Jose Emmanuel “Noli” Eala has no plan to walk away from his media career despite getting appointed as chairman of the Philippine Sports Commission.
Eala, the 59-year-old former basketball executive, said his background in sports media will help him address the needs of the athletes, sports leaders and other stakeholders, leading to a harmonious and very effective sports agenda.
Eala is facing massive challenge after formally getting appointed as the 11th PSC chief last Tuesday.
He will inherit the mantle of Philippine sports that enjoyed its golden era under the leadership of William “Butch” Ramirez in which it won its first Olympic gold medal after a 97-year drought.
Eala said his background as a broadcaster makes him a perfect fit for the position.
“I’m so excited because my experience with media involvement has given me access not only to what they think, but also to what they need. During my time there, I somehow learned what they need and the good programs done in the PSC,” said Eala, an Ateneo de Manila University-educated lawyer who started his broadcasting career as an analyst in PBA games in 1992.
Then, he rose from the ranks by becoming a color commentator in 1995 before becoming an anchor of IBC’s newscast.
He became the PBA commissioner in 2002, but still remains active in media and served as commentator for badminton and boxing matches during the country’s hosting of the 23rd Southeast Asian Games in 2005.
Prior to accepting the PSC role, he was the senior vice president for corporate affairs of JoyRide while hosting the weekly sports show “Power and Play with Noli Eala” every Saturday in Radio Singko 92.3 News FM and on social media.
“I think with my experience with the media and having talked to so many people surrounding the system of sports has given me a new perspective and that will help me as I move along,” said Eala, who already attended his first Friday Mass at the PSC main office at the Rizal Memorial Sports Complex together with PSC commissioner Olivia “Bong” Coo.
Eala said he will continue working in the media for as long as it will not hinder his tight schedule in the government sports agency.
He said he will use his medium to reach out to the athletes and national sports association executives so that they can discuss and address their needs, especially in their training and preparation for major international events.
“I will continue since it’s a sports program but I will now use it for the PSC,” he said.
“Power and Play is an advocacy for me.

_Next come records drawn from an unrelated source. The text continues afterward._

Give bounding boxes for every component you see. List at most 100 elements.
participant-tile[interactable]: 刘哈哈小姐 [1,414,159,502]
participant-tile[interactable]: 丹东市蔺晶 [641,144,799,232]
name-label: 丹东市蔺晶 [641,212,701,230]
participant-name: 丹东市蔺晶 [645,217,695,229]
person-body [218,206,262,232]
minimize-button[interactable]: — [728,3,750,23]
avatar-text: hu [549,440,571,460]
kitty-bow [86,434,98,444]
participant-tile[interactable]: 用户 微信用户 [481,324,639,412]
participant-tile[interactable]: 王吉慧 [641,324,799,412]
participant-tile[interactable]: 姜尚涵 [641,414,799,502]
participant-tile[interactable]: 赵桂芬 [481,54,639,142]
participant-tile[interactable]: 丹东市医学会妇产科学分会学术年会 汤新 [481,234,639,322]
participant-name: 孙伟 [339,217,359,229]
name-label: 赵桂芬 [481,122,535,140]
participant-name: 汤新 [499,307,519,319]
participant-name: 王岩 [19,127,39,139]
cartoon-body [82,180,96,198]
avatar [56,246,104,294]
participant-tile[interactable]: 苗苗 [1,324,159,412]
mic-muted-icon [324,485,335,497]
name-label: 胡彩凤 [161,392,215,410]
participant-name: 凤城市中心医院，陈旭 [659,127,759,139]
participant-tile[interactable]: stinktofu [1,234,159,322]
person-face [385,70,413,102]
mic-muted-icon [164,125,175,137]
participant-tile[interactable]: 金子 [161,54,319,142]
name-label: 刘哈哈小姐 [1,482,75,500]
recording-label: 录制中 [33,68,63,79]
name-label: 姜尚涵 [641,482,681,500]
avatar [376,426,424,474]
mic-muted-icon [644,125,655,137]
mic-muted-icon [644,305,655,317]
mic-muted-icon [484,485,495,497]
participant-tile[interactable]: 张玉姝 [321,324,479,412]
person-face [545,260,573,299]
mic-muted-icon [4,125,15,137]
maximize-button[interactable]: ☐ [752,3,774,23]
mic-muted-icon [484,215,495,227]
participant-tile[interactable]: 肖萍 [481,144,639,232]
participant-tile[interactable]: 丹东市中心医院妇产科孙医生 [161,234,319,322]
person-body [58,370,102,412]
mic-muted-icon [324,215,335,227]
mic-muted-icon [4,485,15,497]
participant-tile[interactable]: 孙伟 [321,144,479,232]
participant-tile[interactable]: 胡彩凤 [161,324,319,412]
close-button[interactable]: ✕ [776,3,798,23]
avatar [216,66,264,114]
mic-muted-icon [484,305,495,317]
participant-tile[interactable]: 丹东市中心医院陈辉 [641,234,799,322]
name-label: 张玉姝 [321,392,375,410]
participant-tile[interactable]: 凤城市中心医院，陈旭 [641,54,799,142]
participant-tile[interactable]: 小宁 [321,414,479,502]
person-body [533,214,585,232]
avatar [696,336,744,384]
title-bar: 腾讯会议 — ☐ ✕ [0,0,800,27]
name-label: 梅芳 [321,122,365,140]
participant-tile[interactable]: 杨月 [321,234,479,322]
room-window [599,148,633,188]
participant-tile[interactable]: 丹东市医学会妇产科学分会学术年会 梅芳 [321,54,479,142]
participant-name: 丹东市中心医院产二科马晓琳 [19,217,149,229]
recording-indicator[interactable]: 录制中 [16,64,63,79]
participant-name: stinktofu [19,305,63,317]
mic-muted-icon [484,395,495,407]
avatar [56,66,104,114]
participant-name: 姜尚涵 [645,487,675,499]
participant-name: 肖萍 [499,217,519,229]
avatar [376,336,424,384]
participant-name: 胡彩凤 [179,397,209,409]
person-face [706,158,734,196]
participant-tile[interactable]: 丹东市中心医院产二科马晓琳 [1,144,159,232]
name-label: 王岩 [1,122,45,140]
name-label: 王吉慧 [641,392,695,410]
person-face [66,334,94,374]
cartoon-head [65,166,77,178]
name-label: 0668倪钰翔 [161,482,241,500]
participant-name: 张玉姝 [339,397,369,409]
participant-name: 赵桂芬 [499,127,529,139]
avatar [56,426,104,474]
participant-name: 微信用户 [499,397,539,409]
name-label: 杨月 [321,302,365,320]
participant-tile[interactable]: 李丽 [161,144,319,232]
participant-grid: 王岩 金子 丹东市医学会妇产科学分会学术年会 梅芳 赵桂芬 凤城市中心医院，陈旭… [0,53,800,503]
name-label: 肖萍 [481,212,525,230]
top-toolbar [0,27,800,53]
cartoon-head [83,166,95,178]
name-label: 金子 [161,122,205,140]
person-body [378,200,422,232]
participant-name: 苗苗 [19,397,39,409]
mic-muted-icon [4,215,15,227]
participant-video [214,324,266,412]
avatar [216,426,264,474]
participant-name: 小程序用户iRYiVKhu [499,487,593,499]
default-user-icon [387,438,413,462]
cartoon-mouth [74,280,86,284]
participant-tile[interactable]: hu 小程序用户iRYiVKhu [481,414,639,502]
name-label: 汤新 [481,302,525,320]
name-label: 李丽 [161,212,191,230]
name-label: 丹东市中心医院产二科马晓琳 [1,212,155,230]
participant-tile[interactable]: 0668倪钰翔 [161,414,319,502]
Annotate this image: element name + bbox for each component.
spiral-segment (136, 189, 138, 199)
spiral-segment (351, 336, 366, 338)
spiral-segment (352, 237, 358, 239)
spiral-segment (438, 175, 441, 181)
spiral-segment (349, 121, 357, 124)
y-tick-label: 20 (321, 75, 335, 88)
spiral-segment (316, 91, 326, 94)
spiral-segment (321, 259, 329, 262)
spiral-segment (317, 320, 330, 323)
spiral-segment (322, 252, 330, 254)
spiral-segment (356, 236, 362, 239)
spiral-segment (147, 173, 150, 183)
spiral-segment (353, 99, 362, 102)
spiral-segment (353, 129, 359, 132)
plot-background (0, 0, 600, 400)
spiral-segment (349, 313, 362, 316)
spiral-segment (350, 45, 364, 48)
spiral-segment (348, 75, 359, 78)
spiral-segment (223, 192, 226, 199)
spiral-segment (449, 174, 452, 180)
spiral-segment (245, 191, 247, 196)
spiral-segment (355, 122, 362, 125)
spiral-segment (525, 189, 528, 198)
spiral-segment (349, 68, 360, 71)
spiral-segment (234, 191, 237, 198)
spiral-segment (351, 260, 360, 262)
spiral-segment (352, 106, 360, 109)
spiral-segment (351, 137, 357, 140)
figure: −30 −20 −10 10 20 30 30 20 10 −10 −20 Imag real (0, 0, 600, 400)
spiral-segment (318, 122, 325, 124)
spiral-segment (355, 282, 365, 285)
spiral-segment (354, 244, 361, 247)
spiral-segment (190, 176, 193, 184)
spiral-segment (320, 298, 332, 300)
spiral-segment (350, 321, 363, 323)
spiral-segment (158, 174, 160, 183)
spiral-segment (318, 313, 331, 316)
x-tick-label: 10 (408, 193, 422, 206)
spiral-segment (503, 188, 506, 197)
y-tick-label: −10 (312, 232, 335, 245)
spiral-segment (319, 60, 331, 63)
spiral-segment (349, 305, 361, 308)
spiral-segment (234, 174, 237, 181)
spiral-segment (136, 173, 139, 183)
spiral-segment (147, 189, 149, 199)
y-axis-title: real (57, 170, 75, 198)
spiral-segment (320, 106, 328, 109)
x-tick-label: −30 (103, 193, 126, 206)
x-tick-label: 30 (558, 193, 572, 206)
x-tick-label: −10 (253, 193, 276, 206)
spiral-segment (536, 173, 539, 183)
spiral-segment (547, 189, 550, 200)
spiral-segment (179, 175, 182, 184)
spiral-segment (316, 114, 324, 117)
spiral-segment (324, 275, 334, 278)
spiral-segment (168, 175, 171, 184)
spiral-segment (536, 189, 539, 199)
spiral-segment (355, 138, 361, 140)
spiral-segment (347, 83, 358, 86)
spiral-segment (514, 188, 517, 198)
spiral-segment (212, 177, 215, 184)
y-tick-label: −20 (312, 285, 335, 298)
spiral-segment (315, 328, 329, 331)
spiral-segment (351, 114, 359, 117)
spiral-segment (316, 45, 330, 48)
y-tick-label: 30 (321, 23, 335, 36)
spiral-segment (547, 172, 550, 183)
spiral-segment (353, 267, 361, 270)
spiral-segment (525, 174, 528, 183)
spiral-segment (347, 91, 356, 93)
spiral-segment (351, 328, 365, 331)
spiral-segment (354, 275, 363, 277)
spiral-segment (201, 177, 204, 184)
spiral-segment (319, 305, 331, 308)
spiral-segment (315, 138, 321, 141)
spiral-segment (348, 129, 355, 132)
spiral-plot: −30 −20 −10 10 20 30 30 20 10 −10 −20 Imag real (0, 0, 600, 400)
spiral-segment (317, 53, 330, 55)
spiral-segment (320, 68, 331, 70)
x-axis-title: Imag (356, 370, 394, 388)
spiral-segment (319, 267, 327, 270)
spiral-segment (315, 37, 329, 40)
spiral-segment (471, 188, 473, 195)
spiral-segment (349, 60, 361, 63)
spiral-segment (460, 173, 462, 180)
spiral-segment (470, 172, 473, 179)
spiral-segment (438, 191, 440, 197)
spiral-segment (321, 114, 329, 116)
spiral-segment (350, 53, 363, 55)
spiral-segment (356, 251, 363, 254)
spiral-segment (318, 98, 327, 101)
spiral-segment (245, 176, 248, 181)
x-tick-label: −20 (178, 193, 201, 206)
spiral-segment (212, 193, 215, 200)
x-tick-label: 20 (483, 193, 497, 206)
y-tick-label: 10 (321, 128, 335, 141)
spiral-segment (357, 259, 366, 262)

It’s really important to promote sports and since that’s what I’ll be doing in the PSC, it will be a complementary value to continue with my show.”
He added that his eyes, ears and heart will be wide open for Filipino athletes.
“I hope it will show them that we are open to them,” he said.
“They will come to us with their concerns that we can study. I have no illusions that we can give the NSA what they want because the PSC works under certain parameters but we will do what we can to support them.”